It's an understatement to merely say it was a surprise to see her with one of those distinctive Home Depot aprons on, working at our local big box store. She had been there since the spring, she said. But what about their business? Confidentially, not to mention it to anyone, they were in the process of winding up, selling out.
This is a Lebanese-Canadian family that had at one time owned two local Dollar stores. Each of two brothers and their wives working in each of the stores, several miles apart. Other, extended family members helping out. The profits from which kept both families nicely afloat.
Until a few years back one was informed that their lease in a nearby plaza would not be renewed, after all. They had always had problems with lease renewal and worked them out, but this time there was nothing to be worked out. The pharmacy two doors over with a video rental between them, had decided to remake itself into a super-pharmacy and needed the room and the plaza owners were only too happy to accommodate them.
They set out to look for a new re-location only to discover that with the vigorous spate of commercial building going on, new franchises had been opening up at a tremendous clip resulting in the presence of several larger competitors whose purchasing power was definitely greater than theirs.
Both families were now putting in equal time in the remaining store they shared between them. They had converted one-third of their store to a gift section with pricier items and for a while they held their own. Finally, however, a family council seemed to decide that they worked too hard among themselves for the increasingly paltry take.
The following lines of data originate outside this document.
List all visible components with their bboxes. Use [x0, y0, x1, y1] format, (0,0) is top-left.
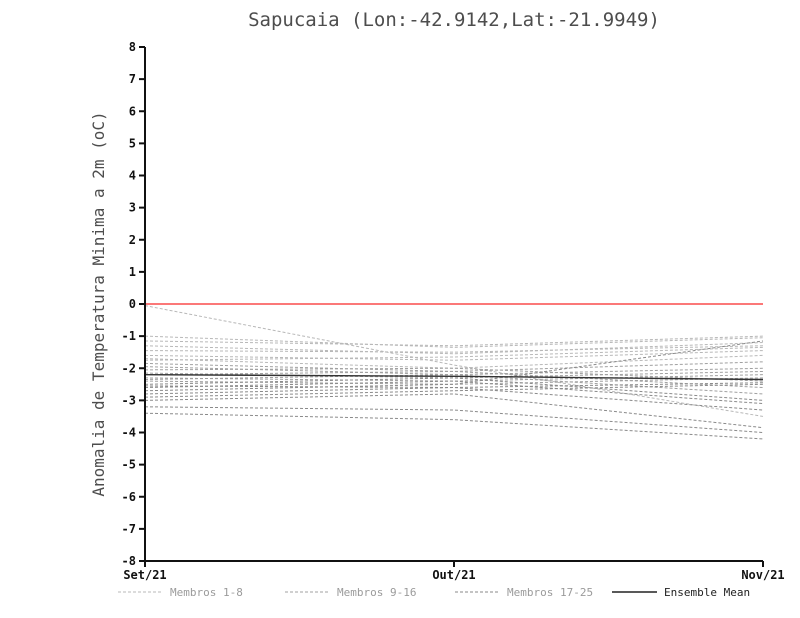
series-layer: [144, 303, 764, 440]
legend-label-3: Membros 17-25: [507, 586, 593, 599]
member-line-2: [144, 335, 764, 348]
y-tick-label: 5: [129, 136, 136, 150]
legend-label-4: Ensemble Mean: [664, 586, 750, 599]
y-tick-label: -2: [122, 361, 136, 375]
y-tick-label: -5: [122, 458, 136, 472]
member-line-21: [144, 387, 764, 411]
y-axis-label: Anomalia de Temperatura Minima a 2m (oC): [89, 111, 108, 496]
member-line-20: [144, 340, 764, 392]
y-tick-label: 8: [129, 40, 136, 54]
y-tick-label: 3: [129, 201, 136, 215]
y-tick-label: -6: [122, 490, 136, 504]
x-tick-label: Set/21: [123, 568, 166, 582]
member-line-19: [144, 380, 764, 405]
member-line-5: [144, 345, 764, 353]
member-line-23: [144, 393, 764, 429]
member-line-18: [144, 382, 764, 389]
legend-item-4: Ensemble Mean: [612, 586, 750, 599]
y-tick-label: -1: [122, 329, 136, 343]
y-tick-label: 2: [129, 233, 136, 247]
chart-title: Sapucaia (Lon:-42.9142,Lat:-21.9949): [248, 9, 660, 31]
legend: Membros 1-8 Membros 9-16 Membros 17-25 Ense…: [118, 586, 750, 599]
member-line-10: [144, 366, 764, 376]
y-tick-label: -7: [122, 522, 136, 536]
x-tick-label: Out/21: [432, 568, 475, 582]
legend-label-2: Membros 9-16: [337, 586, 416, 599]
member-line-17: [144, 377, 764, 401]
legend-item-3: Membros 17-25: [455, 586, 593, 599]
legend-item-1: Membros 1-8: [118, 586, 243, 599]
y-tick-label: 6: [129, 104, 136, 118]
y-tick-label: 4: [129, 169, 136, 183]
ensemble-mean-line: [144, 373, 764, 381]
member-line-16: [144, 377, 764, 385]
member-line-12: [144, 370, 764, 379]
y-tick-label: 7: [129, 72, 136, 86]
member-line-6: [144, 350, 764, 361]
member-line-25: [144, 412, 764, 440]
legend-item-2: Membros 9-16: [285, 586, 416, 599]
y-tick-label: -4: [122, 426, 136, 440]
member-line-3: [144, 335, 764, 347]
x-tick-label: Nov/21: [741, 568, 784, 582]
member-line-13: [144, 370, 764, 389]
axis-layer: -8 -7 -6 -5 -4 -3 -2 -1 0 1 2 3 4 5 6 7 8 Set/21 Out/21 Nov…: [122, 40, 785, 582]
member-line-24: [144, 406, 764, 433]
y-tick-label: 1: [129, 265, 136, 279]
y-tick-label: -3: [122, 393, 136, 407]
member-line-4: [144, 342, 764, 355]
member-line-7: [144, 354, 764, 369]
member-line-9: [144, 361, 764, 372]
member-line-22: [144, 383, 764, 398]
member-line-8: [144, 346, 764, 361]
member-line-14: [144, 374, 764, 382]
y-tick-label: -8: [122, 554, 136, 568]
legend-label-1: Membros 1-8: [170, 586, 243, 599]
y-tick-label: 0: [129, 297, 136, 311]
member-line-15: [144, 374, 764, 395]
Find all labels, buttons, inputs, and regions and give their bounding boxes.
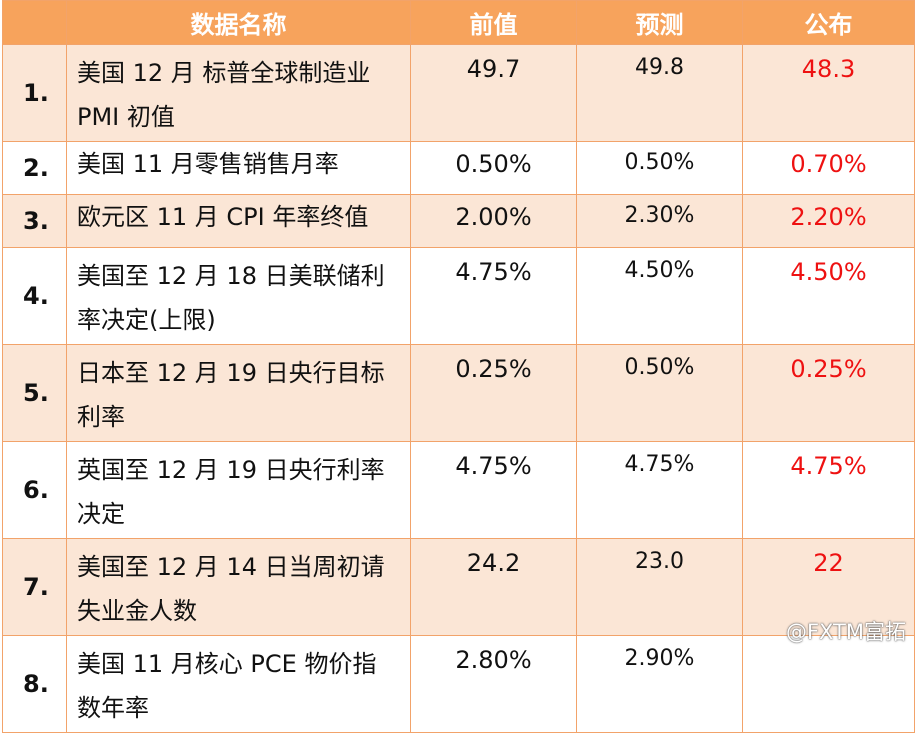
row-prev: 4.75% <box>410 247 577 345</box>
row-published: 22 <box>742 538 915 636</box>
row-name-line2: 利率 <box>77 403 125 431</box>
watermark-text: @FXTM富拓 <box>785 620 906 644</box>
row-forecast: 0.50% <box>576 344 743 442</box>
row-name-line2: 决定 <box>77 500 125 528</box>
row-prev: 2.80% <box>410 635 577 733</box>
row-forecast: 4.50% <box>576 247 743 345</box>
header-prev: 前值 <box>410 0 577 45</box>
row-name: 日本至 12 月 19 日央行目标 利率 <box>66 344 411 442</box>
row-name: 美国 11 月零售销售月率 <box>66 141 411 195</box>
header-name: 数据名称 <box>66 0 411 45</box>
table-row: 7. 美国至 12 月 14 日当周初请 失业金人数 24.2 23.0 22 <box>2 538 915 636</box>
row-forecast: 2.90% <box>576 635 743 733</box>
row-prev: 0.25% <box>410 344 577 442</box>
table-row: 6. 英国至 12 月 19 日央行利率 决定 4.75% 4.75% 4.75% <box>2 441 915 539</box>
table-row: 8. 美国 11 月核心 PCE 物价指 数年率 2.80% 2.90% <box>2 635 915 733</box>
row-published: 2.20% <box>742 194 915 248</box>
row-name: 欧元区 11 月 CPI 年率终值 <box>66 194 411 248</box>
header-published: 公布 <box>742 0 915 45</box>
row-prev: 2.00% <box>410 194 577 248</box>
row-name-line1: 美国 11 月零售销售月率 <box>77 150 339 178</box>
row-name: 英国至 12 月 19 日央行利率 决定 <box>66 441 411 539</box>
row-name: 美国 12 月 标普全球制造业 PMI 初值 <box>66 44 411 142</box>
row-number: 8. <box>2 635 67 733</box>
row-name-line2: PMI 初值 <box>77 103 175 131</box>
row-name: 美国至 12 月 14 日当周初请 失业金人数 <box>66 538 411 636</box>
row-name-line1: 欧元区 11 月 CPI 年率终值 <box>77 203 369 231</box>
row-published: 0.70% <box>742 141 915 195</box>
row-prev: 4.75% <box>410 441 577 539</box>
row-number: 5. <box>2 344 67 442</box>
header-forecast: 预测 <box>576 0 743 45</box>
table-row: 4. 美国至 12 月 18 日美联储利 率决定(上限) 4.75% 4.50% … <box>2 247 915 345</box>
row-forecast: 4.75% <box>576 441 743 539</box>
row-number: 7. <box>2 538 67 636</box>
row-name-line2: 数年率 <box>77 694 149 722</box>
row-name: 美国至 12 月 18 日美联储利 率决定(上限) <box>66 247 411 345</box>
row-forecast: 0.50% <box>576 141 743 195</box>
row-name-line1: 日本至 12 月 19 日央行目标 <box>77 359 385 387</box>
row-name-line2: 率决定(上限) <box>77 306 216 334</box>
row-prev: 24.2 <box>410 538 577 636</box>
header-row: 数据名称 前值 预测 公布 <box>2 0 915 45</box>
row-prev: 49.7 <box>410 44 577 142</box>
row-prev: 0.50% <box>410 141 577 195</box>
row-forecast: 23.0 <box>576 538 743 636</box>
table-row: 5. 日本至 12 月 19 日央行目标 利率 0.25% 0.50% 0.25% <box>2 344 915 442</box>
row-name-line1: 美国 11 月核心 PCE 物价指 <box>77 650 377 678</box>
row-published <box>742 635 915 733</box>
table-row: 1. 美国 12 月 标普全球制造业 PMI 初值 49.7 49.8 48.3 <box>2 44 915 142</box>
row-forecast: 49.8 <box>576 44 743 142</box>
row-published: 0.25% <box>742 344 915 442</box>
table-row: 3. 欧元区 11 月 CPI 年率终值 2.00% 2.30% 2.20% <box>2 194 915 248</box>
row-name-line2: 失业金人数 <box>77 597 197 625</box>
row-forecast: 2.30% <box>576 194 743 248</box>
row-name-line1: 美国 12 月 标普全球制造业 <box>77 59 371 87</box>
row-number: 2. <box>2 141 67 195</box>
row-name: 美国 11 月核心 PCE 物价指 数年率 <box>66 635 411 733</box>
row-published: 48.3 <box>742 44 915 142</box>
row-number: 3. <box>2 194 67 248</box>
row-name-line1: 美国至 12 月 14 日当周初请 <box>77 553 385 581</box>
row-number: 6. <box>2 441 67 539</box>
row-name-line1: 美国至 12 月 18 日美联储利 <box>77 262 385 290</box>
row-name-line1: 英国至 12 月 19 日央行利率 <box>77 456 385 484</box>
row-published: 4.50% <box>742 247 915 345</box>
row-number: 4. <box>2 247 67 345</box>
table-row: 2. 美国 11 月零售销售月率 0.50% 0.50% 0.70% <box>2 141 915 195</box>
header-number <box>2 0 67 45</box>
row-number: 1. <box>2 44 67 142</box>
row-published: 4.75% <box>742 441 915 539</box>
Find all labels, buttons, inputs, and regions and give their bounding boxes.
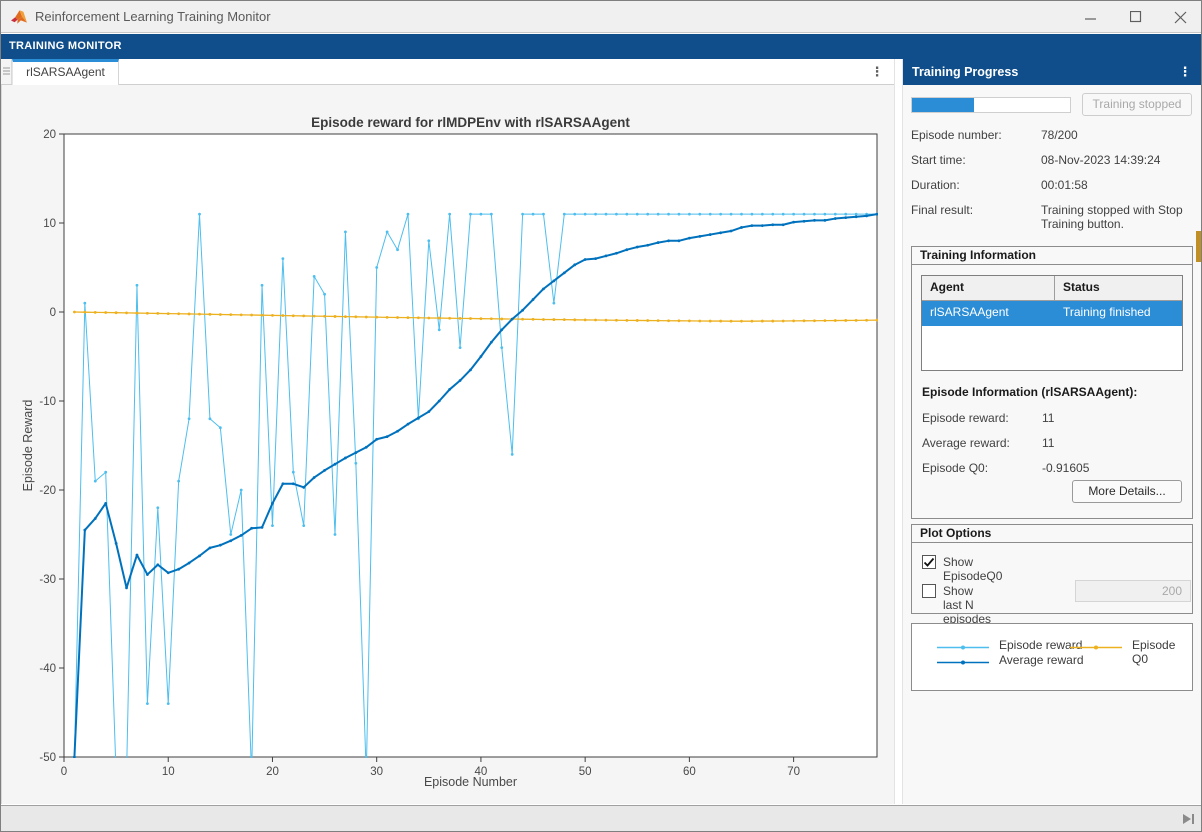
- start-time-value: 08-Nov-2023 14:39:24: [1041, 153, 1161, 167]
- panel-title: Training Progress: [912, 65, 1019, 79]
- episode-reward-value: 11: [1042, 411, 1055, 425]
- agent-column-header: Agent: [922, 276, 1055, 300]
- close-button[interactable]: [1158, 1, 1201, 33]
- document-tab-strip: rlSARSAAgent ⋮: [1, 59, 894, 85]
- svg-text:-30: -30: [39, 574, 56, 586]
- duration-label: Duration:: [911, 178, 960, 192]
- svg-text:0: 0: [50, 307, 56, 319]
- training-progress-bar: [911, 97, 1071, 113]
- training-stopped-button[interactable]: Training stopped: [1082, 93, 1192, 116]
- last-n-episodes-input[interactable]: [1075, 580, 1191, 602]
- final-result-value: Training stopped with Stop Training butt…: [1041, 203, 1183, 231]
- bottom-scroll-strip: [1, 805, 1201, 831]
- svg-text:0: 0: [61, 766, 67, 778]
- training-information-title: Training Information: [912, 247, 1192, 265]
- window-title: Reinforcement Learning Training Monitor: [35, 9, 271, 24]
- episode-number-label: Episode number:: [911, 128, 1002, 142]
- episode-number-value: 78/200: [1041, 128, 1078, 142]
- training-chart[interactable]: Episode reward for rlMDPEnv with rlSARSA…: [2, 85, 895, 804]
- legend-label: Episode Q0: [1132, 638, 1176, 666]
- legend-entry-episode-q0: Episode Q0: [1070, 638, 1190, 666]
- next-document-icon[interactable]: [1182, 812, 1196, 826]
- episode-reward-line-sample: [937, 645, 989, 650]
- minimize-icon: [1084, 18, 1096, 20]
- tab-label: rlSARSAAgent: [26, 65, 105, 79]
- training-information-group: Training Information Agent Status rlSARS…: [911, 246, 1193, 519]
- svg-text:60: 60: [683, 766, 696, 778]
- legend-entry-episode-reward: Episode reward: [937, 638, 1097, 653]
- training-progress-panel: Training stopped Episode number: 78/200 …: [903, 85, 1201, 804]
- panel-splitter[interactable]: [894, 59, 903, 804]
- average-reward-line-sample: [937, 660, 989, 665]
- svg-text:10: 10: [43, 218, 56, 230]
- panel-options-menu[interactable]: ⋮: [1178, 64, 1192, 80]
- episode-information-title: Episode Information (rlSARSAAgent):: [922, 385, 1138, 399]
- svg-text:Episode Reward: Episode Reward: [21, 400, 35, 492]
- plot-options-group: Plot Options Show EpisodeQ0 Show last N …: [911, 524, 1193, 626]
- progress-fill: [912, 98, 974, 112]
- training-progress-header: Training Progress ⋮: [903, 59, 1201, 85]
- average-reward-label: Average reward:: [922, 436, 1010, 450]
- agent-status-table: Agent Status rlSARSAAgent Training finis…: [921, 275, 1183, 371]
- table-header-row: Agent Status: [922, 276, 1182, 301]
- svg-text:-20: -20: [39, 485, 56, 497]
- legend-entry-average-reward: Average reward: [937, 653, 1097, 668]
- show-episodeq0-label: Show EpisodeQ0: [943, 555, 1003, 583]
- final-result-label: Final result:: [911, 203, 974, 217]
- maximize-icon: [1129, 11, 1141, 23]
- svg-text:40: 40: [475, 766, 488, 778]
- duration-value: 00:01:58: [1041, 178, 1088, 192]
- chart-legend: Episode reward Average reward Episode Q0: [911, 623, 1193, 691]
- episode-q0-line-sample: [1070, 645, 1122, 650]
- plot-options-title: Plot Options: [912, 525, 1192, 543]
- show-last-n-checkbox[interactable]: [922, 584, 936, 598]
- table-row[interactable]: rlSARSAAgent Training finished: [922, 301, 1182, 326]
- grip-icon: [2, 67, 10, 75]
- tab-grip-handle[interactable]: [1, 59, 12, 84]
- svg-text:-40: -40: [39, 663, 56, 675]
- figure-document: Episode reward for rlMDPEnv with rlSARSA…: [1, 85, 895, 804]
- tab-rlsarsaagent[interactable]: rlSARSAAgent: [12, 59, 119, 85]
- svg-text:30: 30: [370, 766, 383, 778]
- episode-q0-value: -0.91605: [1042, 461, 1090, 475]
- svg-text:Episode reward for rlMDPEnv wi: Episode reward for rlMDPEnv with rlSARSA…: [311, 115, 630, 130]
- show-episodeq0-checkbox[interactable]: [922, 555, 936, 569]
- scroll-position-marker[interactable]: [1196, 231, 1201, 262]
- svg-text:Episode Number: Episode Number: [424, 775, 517, 789]
- close-icon: [1174, 11, 1187, 23]
- tab-options-menu[interactable]: ⋮: [870, 64, 884, 80]
- status-column-header: Status: [1063, 280, 1100, 294]
- ribbon-tab-training-monitor[interactable]: TRAINING MONITOR: [9, 40, 122, 52]
- check-icon: [923, 557, 935, 567]
- more-details-button[interactable]: More Details...: [1072, 480, 1182, 503]
- svg-text:20: 20: [43, 129, 56, 141]
- show-last-n-label: Show last N episodes: [943, 584, 992, 626]
- agent-cell: rlSARSAAgent: [930, 305, 1009, 319]
- start-time-label: Start time:: [911, 153, 966, 167]
- svg-text:-50: -50: [39, 752, 56, 764]
- svg-text:-10: -10: [39, 396, 56, 408]
- minimize-button[interactable]: [1068, 1, 1113, 33]
- svg-text:10: 10: [162, 766, 175, 778]
- average-reward-value: 11: [1042, 436, 1055, 450]
- matlab-logo-icon: [11, 10, 27, 24]
- svg-text:70: 70: [787, 766, 800, 778]
- legend-label: Average reward: [999, 653, 1084, 667]
- maximize-button[interactable]: [1113, 1, 1158, 33]
- status-cell: Training finished: [1063, 305, 1151, 319]
- svg-text:50: 50: [579, 766, 592, 778]
- toolstrip-band: TRAINING MONITOR: [1, 34, 1201, 59]
- episode-q0-label: Episode Q0:: [922, 461, 989, 475]
- svg-text:20: 20: [266, 766, 279, 778]
- episode-reward-label: Episode reward:: [922, 411, 1009, 425]
- title-bar: Reinforcement Learning Training Monitor: [1, 1, 1201, 33]
- legend-label: Episode reward: [999, 638, 1083, 652]
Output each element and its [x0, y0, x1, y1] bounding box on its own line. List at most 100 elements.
They were tired, their business was clapped out, thanks to the competition; they were, after all, a small independent business relying on customer loyalty and such loyalties tended to evaporate as people moved to other locations, and as others realized that there was a greater selection of items in larger premises that were franchises representing large chains with far greater opportunities to practise economies of scale.
The final irony: that this vigorous woman whom we had known for years, the very face of neighbourhood enterprise, had succumbed to what appears to be the inevitable, and was herself forced by circumstances to add to the family coffers by putting in her time working as a 9:30 a.m. to 2:00 p.m. employee of the very type of commercial enterprise that put her own family business out of commission.